Étiquette : Le Testament de Borée


  • Jacques Réda | Testament


    TESTAMENT
    (extrait)




    Il se peut que la Muse rie
    Elle-même, sous ces rameaux
    Tirés de la sauvagerie
    Où se cachaient les animaux
    Humains, enfants de la Nature.
    Domestiqué par la culture
    Du savoir, il produit des fleurs
    Presque toutes de rhétorique :
    Même le poète lyrique
    Se tient au rang des bateleurs.

    Il a fallu l’énorme orage
    Orchestré par Victor Hugo
    Pour retrouver un peu la rage
    Saine du Franc, du Hun , du Goth ;
    L’amertume de Baudelaire,
    L’impatience et la colère
    De Lautréamont et Rimbaud
    Qui, précipitant le ravage,
    Mirent la parole sauvage
    En désaccord avec le Beau.

    Ainsi qu’en somme au siècle Seize,
    On crut pouvoir l’aménager
    D’abord comme un parc à l’anglaise,
    Ici verger, là bocager
    Puis, de Marot jusqu’à Malherbe,
    On vit graduellement l’herbe
    Des sous-bois tourner au gazon,
    Les layons se border de chaînes,
    Fûts des hêtres et troncs des chênes
    S’aligner comme en garnison,

    Le plus souvent douze par douze
    Au garde à vous ou paradant
    Tout au long de chaque pelouse
    Où les causeurs, en bavardant,
    Démontraient ainsi que leur monde,
    Quand on le surveille et l’émonde,
    Est bien à coup sûr le meilleur :
    Un univers où tout gravite
    Autour du Soleil dont l’orbite
    Tient clerc, serf, prince et rimailleur.

    […]

    Mais quand la langue se rebelle
    Contre elle-même, par dépit,
    Elle qui fut hardie et belle
    Et ne connaît plus de répit
    Qu’elle ne trouve un artifice
    Ou ne consente un sacrifice
    Qui mime ses premiers élans
    Et le naturel de ses charmes,
    Elle sent croître ses alarmes
    Enchérit sur les insolents :

    Se farde à l’excès, se débraille,
    Jure, fume, rote, boit sec,
    Prend des poses à la canaille
    Comme les filles de Lautrec ;
    Ivre, au besoin, se prostitue,
    Rigole, insulte, s’évertue,
    Faute de plaire, à faire peur
    Avec des mines de sorcière
    Et, dans la fange ou la poussière,
    Prend pour extase sa stupeur.

    Mais sait-on ce qu’elle y contemple ?
    D’aucuns disent : c’est l’Absolu.
    D’autres la donnent en exemple
    D’un temps désormais révolu :
    La poussière qu’elle va mordre
    Est tout ce qui reste d’un ordre
    Dont le poète a secoué
    Le joug. Donc que nul ne s’encombre
    Du vieux rafiot vers qui sombre :
    Seuls des gâteux l’ont renfloué.

    Allons, la rime, à quoi ça rime ?
    Que chaque horrible travailleur
    Qu’elle veut charmer la réprime,
    Le pire y sera le meilleur.




    Jacques Réda, « Testament », Le Testament de Borée, Fata Morgana, 2020, pp. 37-40.

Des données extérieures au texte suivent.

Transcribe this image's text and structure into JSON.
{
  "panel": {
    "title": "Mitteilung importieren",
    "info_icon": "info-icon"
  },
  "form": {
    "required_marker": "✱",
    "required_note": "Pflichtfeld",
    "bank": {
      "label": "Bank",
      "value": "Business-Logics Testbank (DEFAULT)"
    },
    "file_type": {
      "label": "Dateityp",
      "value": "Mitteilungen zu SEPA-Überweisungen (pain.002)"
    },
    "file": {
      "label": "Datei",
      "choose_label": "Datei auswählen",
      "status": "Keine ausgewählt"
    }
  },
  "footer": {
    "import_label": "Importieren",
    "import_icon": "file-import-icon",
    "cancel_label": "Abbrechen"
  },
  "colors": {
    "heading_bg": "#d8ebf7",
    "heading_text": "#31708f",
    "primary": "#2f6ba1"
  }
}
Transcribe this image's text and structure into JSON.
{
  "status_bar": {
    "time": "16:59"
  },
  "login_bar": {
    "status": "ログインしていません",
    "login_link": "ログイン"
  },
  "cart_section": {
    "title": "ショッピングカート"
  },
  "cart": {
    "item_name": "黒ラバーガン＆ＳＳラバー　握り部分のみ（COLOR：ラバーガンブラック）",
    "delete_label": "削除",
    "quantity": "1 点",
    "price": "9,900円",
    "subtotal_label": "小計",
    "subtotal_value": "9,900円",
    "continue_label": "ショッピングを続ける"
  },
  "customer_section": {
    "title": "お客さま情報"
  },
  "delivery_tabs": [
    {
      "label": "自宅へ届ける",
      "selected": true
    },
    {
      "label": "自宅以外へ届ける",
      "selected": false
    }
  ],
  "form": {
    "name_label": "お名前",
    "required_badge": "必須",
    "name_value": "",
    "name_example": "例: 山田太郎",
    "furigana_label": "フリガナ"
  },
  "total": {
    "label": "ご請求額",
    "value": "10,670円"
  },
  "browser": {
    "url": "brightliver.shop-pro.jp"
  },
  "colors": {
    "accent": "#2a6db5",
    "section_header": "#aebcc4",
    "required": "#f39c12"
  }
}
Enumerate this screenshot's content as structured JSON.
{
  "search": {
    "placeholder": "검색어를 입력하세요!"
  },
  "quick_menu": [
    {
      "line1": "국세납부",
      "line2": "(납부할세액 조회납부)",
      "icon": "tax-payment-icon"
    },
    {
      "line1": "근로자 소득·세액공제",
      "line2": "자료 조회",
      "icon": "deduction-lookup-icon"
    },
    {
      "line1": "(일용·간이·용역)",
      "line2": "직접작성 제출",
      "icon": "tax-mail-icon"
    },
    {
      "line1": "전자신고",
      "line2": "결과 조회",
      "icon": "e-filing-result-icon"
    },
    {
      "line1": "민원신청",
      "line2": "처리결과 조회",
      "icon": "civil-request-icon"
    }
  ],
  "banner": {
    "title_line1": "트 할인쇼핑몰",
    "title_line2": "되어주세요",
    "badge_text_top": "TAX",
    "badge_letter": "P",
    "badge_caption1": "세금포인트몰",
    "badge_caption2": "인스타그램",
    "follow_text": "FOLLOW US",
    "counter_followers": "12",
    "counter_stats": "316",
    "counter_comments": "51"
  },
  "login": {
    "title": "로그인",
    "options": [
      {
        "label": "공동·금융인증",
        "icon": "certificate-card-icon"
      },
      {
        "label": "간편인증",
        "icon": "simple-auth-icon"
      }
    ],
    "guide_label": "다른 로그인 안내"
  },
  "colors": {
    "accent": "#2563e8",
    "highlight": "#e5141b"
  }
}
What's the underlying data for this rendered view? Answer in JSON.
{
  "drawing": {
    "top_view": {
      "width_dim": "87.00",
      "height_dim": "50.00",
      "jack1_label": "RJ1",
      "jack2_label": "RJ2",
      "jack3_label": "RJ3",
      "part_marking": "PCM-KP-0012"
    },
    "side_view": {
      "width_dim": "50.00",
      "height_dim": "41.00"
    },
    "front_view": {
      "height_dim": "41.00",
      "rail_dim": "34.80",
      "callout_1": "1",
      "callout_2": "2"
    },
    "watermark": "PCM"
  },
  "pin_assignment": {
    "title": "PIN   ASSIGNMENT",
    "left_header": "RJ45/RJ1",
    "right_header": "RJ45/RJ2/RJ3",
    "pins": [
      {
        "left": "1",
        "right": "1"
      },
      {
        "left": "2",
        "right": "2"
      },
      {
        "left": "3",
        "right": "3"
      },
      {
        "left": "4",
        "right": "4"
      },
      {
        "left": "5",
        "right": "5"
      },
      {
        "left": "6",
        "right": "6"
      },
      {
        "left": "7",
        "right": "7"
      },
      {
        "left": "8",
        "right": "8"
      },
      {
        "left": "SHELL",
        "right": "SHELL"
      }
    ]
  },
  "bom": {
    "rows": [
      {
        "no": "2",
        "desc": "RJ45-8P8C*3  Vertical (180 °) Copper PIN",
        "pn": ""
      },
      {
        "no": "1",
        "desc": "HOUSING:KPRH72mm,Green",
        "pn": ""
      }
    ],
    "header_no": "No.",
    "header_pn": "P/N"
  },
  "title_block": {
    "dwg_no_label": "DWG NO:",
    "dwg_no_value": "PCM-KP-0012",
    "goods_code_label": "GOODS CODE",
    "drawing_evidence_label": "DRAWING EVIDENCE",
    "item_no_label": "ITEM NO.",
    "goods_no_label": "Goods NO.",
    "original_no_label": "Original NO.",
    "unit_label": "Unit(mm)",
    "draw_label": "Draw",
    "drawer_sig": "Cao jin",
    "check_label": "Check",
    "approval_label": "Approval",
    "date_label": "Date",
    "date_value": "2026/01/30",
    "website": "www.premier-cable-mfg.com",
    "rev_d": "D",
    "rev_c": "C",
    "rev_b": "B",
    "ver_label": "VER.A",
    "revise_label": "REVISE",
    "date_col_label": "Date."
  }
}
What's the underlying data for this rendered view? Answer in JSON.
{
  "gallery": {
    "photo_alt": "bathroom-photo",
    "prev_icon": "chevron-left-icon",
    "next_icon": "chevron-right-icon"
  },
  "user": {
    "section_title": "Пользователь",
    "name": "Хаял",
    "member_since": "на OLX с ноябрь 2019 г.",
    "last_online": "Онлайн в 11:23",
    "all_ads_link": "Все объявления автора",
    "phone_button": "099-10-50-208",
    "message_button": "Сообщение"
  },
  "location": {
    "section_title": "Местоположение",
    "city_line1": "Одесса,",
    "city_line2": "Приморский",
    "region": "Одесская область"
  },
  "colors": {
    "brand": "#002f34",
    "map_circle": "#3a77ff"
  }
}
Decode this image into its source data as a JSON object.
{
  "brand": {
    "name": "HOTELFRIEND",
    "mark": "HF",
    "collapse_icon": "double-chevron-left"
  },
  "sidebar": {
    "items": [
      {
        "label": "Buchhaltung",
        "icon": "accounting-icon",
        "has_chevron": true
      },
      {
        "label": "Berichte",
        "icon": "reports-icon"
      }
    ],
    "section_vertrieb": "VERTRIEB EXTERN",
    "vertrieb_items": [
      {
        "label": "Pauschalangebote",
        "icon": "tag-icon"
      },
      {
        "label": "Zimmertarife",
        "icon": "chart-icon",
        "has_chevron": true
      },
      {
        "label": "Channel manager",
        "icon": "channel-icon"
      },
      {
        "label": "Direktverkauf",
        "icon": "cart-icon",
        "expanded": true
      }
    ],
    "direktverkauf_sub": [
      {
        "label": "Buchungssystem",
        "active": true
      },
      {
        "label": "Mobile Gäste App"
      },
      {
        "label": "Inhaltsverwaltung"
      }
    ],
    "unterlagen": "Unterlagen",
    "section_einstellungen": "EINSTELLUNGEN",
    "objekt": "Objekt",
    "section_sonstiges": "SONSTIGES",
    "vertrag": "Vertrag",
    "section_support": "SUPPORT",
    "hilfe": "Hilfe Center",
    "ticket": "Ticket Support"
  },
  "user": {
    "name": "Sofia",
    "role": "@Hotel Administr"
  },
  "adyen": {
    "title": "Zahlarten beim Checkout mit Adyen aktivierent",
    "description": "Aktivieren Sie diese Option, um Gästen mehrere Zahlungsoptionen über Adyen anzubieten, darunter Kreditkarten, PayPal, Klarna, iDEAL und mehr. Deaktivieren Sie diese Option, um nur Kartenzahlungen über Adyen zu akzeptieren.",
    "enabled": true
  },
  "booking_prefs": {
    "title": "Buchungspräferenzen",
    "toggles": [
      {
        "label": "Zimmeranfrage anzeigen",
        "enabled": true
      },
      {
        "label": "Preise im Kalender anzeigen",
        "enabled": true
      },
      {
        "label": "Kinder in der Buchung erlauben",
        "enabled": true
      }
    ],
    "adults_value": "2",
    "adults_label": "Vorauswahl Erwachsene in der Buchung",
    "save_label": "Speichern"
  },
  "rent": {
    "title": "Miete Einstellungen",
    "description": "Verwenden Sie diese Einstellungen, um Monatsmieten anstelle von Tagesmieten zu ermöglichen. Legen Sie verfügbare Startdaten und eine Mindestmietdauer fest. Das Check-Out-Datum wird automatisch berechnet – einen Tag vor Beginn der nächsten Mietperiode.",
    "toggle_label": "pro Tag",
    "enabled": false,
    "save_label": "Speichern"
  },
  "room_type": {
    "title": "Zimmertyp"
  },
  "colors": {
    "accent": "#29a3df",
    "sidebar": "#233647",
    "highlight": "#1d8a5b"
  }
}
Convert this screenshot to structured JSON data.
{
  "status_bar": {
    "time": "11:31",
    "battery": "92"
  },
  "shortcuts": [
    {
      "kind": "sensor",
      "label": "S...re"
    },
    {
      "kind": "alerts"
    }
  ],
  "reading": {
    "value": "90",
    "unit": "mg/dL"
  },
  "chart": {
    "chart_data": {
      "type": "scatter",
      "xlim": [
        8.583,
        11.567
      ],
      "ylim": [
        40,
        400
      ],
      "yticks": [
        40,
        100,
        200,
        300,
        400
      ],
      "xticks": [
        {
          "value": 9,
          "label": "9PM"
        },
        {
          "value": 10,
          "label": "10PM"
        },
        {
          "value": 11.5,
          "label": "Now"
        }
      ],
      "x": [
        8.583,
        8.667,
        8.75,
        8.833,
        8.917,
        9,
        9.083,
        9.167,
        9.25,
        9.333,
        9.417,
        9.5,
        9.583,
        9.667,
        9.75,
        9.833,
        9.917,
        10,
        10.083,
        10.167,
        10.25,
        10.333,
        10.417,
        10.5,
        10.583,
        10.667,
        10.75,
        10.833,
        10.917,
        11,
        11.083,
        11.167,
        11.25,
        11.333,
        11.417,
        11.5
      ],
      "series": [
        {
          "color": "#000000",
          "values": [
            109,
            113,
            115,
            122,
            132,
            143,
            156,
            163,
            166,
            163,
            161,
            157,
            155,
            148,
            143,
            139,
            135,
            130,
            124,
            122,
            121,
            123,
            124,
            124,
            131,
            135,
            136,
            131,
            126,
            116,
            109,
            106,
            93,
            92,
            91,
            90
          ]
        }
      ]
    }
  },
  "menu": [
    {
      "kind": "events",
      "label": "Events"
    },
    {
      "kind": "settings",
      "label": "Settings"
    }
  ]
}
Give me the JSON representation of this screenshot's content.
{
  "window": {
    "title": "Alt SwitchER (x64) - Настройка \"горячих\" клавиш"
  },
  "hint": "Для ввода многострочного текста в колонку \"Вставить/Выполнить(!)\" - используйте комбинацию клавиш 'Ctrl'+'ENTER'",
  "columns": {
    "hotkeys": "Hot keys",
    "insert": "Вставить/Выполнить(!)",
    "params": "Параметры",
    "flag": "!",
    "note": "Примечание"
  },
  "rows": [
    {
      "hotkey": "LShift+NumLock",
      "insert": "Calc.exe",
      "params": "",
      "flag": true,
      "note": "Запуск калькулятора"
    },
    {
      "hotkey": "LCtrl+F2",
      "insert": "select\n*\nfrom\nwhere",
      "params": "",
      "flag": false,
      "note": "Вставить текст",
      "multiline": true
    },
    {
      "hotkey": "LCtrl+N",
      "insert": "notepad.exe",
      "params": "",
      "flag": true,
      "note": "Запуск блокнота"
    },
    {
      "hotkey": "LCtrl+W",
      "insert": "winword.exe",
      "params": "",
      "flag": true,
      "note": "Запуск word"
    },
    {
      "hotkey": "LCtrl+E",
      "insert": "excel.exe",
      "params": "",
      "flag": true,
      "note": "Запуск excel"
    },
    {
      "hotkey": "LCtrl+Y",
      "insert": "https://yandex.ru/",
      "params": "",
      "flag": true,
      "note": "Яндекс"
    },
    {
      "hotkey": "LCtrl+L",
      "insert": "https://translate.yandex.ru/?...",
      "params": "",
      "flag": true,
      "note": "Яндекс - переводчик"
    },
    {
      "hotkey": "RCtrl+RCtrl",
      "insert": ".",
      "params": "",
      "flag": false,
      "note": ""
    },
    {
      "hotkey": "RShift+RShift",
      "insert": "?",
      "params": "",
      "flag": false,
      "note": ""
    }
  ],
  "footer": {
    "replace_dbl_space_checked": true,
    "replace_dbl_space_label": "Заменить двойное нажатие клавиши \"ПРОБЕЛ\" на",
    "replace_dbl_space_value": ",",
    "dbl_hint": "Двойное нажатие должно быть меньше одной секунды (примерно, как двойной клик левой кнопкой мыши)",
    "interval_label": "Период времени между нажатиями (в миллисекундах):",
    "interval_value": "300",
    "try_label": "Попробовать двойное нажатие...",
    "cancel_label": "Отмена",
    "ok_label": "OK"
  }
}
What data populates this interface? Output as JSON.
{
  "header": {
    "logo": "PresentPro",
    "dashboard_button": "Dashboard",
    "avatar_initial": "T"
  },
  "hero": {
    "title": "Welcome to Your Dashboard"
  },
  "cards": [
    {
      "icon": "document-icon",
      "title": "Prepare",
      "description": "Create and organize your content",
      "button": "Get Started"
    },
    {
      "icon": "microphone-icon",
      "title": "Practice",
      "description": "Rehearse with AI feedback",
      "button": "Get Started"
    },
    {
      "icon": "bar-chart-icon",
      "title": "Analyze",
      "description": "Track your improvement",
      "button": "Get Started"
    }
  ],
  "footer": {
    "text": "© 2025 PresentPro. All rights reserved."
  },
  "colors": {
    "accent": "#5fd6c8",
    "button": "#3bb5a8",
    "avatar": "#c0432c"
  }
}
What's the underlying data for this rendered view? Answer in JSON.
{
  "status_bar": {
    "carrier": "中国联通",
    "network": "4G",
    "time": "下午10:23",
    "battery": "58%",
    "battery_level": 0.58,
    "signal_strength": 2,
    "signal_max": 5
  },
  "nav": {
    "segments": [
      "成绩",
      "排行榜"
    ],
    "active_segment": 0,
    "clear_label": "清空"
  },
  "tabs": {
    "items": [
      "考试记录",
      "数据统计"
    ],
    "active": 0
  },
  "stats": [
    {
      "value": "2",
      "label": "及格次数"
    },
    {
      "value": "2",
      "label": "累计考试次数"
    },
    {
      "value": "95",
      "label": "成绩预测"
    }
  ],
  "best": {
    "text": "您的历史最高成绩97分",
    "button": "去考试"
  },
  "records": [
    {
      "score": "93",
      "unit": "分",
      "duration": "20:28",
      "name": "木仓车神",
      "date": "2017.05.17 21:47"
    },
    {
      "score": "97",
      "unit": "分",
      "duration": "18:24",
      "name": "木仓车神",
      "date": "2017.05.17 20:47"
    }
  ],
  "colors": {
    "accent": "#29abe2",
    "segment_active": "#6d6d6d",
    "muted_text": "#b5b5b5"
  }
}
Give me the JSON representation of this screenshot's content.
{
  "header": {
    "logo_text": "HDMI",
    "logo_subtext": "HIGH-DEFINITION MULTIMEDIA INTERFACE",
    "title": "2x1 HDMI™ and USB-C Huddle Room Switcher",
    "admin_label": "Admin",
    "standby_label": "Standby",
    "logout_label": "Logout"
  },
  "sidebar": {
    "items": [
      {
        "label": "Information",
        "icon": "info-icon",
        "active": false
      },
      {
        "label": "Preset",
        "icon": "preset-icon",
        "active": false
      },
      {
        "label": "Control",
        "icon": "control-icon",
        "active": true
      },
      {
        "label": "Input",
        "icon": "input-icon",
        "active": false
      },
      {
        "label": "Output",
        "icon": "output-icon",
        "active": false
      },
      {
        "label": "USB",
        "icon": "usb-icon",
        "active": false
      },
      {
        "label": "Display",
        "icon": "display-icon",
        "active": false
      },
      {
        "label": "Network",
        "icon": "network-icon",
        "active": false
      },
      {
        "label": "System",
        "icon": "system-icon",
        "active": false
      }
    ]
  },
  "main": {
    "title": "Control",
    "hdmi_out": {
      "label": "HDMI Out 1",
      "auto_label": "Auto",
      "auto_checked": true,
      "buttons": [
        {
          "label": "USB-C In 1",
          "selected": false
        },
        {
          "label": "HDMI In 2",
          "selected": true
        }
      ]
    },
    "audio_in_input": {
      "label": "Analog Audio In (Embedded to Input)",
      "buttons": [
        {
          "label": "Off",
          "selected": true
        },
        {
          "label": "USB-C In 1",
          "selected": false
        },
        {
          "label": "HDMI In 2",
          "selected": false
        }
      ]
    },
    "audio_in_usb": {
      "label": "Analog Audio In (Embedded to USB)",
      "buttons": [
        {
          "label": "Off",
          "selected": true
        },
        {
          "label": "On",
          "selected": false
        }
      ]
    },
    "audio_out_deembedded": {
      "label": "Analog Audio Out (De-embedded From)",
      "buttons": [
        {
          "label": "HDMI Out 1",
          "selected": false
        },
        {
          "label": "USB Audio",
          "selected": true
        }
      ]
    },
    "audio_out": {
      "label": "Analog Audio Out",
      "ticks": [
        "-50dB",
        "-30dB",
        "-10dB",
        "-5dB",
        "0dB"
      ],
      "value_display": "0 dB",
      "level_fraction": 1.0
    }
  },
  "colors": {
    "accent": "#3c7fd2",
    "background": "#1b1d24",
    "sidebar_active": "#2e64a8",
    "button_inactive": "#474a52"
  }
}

    Jacques Réda  Le Testament de Borée





    JACQUES RÉDA


    Jacques_reda_sete_20150726 (1)
    Jacques Réda
    Sète, festival Voix Vives de Méditerranée en Méditerranée
    31 juillet 2015
    Ph. ©Pierre Kobel






    ■ Jacques Réda
    sur Terres de femmes


    24 janvier 1929 | Naissance de Jacques Réda
    L’aurore hésite
    La course
    L’homme et le caillou
    4 mars 1970 | Jacques Réda, Il s’est mis à neiger (hommage à Jean-Philippe Salabreuil)




    ■ Voir aussi ▼


    le site Jacques Réda
    → (sur Terres de femmes)
    Bernadette Engel-Roux | Le nom des choses [Une lecture de Jacques Réda, extrait]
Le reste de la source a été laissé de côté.